Mother Faces Kidnapping Charges in California
Police were on the hunt for - and eventually found - a mother in northern California who reportedly kidnapped her infant daughter during a supervised visit with officials from the state's Child Protective Services.
How does a mother kidnap her own baby?
In fact, Rancho Cucamonga Criminal Defense Lawyer Houman Fakhimi knows that the vast majority of kidnappings are carried out by parents, and sometimes close relatives.
The National Center for Missing and Exploited Children reports that nearly 800,000 children are reported missing every year, which amounts to about 2,185 children reported missing each day. Of those 800,000, about 540,000 are runaways. Next to that are family member abductions, which account for about 200,000 missing children's reports each year. Some 58,000 children are abducted by non-family members, but only about 115 of those are what we would consider a "stereotypical kidnapping." This would be an instance in which the person doesn't know the child or may have only a slight acquaintance to the child. These are instances in which the person either holds the child overnight, transports the child more than 50 miles, demands ransom, kills the child or intends to keep the child permanently.
More often than not, though, it's a parent and usually one who is involved in a separation from the other parent or a custody battle.
The center further notes these statistics with regard to family abductions:
- 44 percent of family-abducted children are under the age of 6;
- 53 percent of family-abducted children were taken by their biological father and 25 percent by their biological mother;
- 46 percent were gone less than 1 week, and about 20 percent were gone for a month or more.
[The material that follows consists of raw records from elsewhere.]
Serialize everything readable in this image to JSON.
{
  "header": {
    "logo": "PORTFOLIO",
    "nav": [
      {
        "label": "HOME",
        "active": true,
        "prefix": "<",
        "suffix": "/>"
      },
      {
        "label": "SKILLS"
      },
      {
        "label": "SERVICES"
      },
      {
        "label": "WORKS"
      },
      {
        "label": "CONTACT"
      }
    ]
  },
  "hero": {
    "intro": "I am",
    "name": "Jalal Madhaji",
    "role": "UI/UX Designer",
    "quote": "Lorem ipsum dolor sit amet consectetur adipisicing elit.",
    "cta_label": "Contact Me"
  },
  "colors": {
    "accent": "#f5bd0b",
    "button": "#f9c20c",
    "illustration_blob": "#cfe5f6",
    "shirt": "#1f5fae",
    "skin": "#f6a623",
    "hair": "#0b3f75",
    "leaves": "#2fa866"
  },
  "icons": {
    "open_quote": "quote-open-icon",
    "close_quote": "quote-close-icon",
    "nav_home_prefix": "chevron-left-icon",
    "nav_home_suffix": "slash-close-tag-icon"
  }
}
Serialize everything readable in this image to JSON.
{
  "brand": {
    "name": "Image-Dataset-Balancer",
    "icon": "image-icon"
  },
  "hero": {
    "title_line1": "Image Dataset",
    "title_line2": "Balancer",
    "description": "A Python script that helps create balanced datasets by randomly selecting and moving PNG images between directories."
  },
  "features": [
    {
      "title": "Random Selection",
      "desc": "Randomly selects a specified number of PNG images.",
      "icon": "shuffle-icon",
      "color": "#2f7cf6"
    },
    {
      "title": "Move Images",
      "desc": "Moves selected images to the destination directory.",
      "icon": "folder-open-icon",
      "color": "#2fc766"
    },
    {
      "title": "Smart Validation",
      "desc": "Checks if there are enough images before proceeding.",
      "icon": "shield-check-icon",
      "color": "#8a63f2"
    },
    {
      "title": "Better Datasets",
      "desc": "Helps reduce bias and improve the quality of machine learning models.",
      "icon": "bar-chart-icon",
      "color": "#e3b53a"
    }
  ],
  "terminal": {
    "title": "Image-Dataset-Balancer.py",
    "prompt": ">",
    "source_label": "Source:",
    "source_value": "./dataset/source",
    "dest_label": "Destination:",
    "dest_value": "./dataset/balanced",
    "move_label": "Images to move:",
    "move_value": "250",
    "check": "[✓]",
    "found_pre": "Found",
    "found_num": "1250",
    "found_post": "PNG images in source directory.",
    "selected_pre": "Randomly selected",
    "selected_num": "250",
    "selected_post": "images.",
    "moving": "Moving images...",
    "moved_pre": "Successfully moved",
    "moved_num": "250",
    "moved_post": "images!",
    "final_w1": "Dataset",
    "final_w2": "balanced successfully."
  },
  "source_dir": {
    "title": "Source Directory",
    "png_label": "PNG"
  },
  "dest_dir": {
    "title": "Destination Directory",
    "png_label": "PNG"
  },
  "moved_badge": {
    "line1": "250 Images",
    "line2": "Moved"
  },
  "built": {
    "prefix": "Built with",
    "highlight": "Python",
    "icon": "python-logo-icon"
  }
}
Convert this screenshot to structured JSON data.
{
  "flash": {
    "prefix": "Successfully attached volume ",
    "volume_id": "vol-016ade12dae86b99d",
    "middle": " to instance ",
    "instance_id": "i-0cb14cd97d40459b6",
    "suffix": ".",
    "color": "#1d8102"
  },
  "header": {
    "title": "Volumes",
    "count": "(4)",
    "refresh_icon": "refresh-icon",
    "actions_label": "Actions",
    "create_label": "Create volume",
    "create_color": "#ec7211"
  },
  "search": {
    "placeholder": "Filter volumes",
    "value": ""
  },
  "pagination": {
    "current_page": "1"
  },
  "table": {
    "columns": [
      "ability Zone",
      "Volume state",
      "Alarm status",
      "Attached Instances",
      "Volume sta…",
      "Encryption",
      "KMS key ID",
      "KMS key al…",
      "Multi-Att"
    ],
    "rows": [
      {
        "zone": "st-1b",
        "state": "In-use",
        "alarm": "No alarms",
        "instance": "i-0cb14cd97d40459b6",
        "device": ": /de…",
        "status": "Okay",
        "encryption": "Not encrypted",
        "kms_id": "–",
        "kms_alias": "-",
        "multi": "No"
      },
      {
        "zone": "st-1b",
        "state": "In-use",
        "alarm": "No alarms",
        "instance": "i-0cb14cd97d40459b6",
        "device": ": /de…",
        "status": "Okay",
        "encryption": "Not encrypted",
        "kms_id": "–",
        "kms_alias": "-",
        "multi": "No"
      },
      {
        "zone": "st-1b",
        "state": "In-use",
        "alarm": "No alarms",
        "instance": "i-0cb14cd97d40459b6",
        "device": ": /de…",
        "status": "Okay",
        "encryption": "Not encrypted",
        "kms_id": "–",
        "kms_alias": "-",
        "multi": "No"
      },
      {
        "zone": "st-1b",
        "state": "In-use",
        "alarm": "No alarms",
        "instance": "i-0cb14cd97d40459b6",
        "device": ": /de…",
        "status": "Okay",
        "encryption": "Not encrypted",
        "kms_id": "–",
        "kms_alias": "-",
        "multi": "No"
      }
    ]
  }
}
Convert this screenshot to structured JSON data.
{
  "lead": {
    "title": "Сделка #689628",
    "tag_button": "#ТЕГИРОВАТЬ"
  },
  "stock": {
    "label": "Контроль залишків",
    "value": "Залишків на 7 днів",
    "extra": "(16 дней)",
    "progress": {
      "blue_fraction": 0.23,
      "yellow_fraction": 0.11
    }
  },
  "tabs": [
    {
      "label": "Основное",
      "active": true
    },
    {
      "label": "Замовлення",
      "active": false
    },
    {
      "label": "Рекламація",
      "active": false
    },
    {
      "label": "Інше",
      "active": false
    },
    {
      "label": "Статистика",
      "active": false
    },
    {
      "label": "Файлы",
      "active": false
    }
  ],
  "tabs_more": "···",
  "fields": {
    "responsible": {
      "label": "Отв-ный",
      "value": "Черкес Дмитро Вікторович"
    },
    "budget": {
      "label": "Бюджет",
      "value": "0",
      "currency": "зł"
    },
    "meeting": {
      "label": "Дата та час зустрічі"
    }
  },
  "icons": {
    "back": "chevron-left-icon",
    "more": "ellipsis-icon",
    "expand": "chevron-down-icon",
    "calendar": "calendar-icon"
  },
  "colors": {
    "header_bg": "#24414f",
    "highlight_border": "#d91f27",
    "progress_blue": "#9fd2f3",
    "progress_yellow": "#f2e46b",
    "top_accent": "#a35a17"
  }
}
In the state of California, the laws governing kidnapping are found in Penal Code 207, 208, 209 and 209.5. Essentially, you can be charged if you move another person to another location without that person's consent (or if it is a child who can not give consent) by using force or fear. You can be charged with aggravated kidnapping if the individual is less than 14 years of age - even if that person is your own biological child.
You may have a legitimate legal defense if your lawyer can show that as the child's parent, you had a right to travel with your own child. However, if you don't have legal custody or if you take or conceal the child from his or her legal custodian, you can still face kidnapping charges.
In this most recent case in Stockton, custody of the child had been seized when she was born because the infant had tested positive for methamphetamine. The 31-year-old was reportedly visiting the child unsupervised while at Child Protective Services and simply walked out with the child. Officials with the agency wouldn't say exactly how it happened, but did indicate that she may have had a vehicle waiting for her, and it's not generally the policy of the agency to go after a parent trying to take their child because it puts the child in harm's way.
The mother and baby were found later that same day. The child was unharmed and the mother was arrested.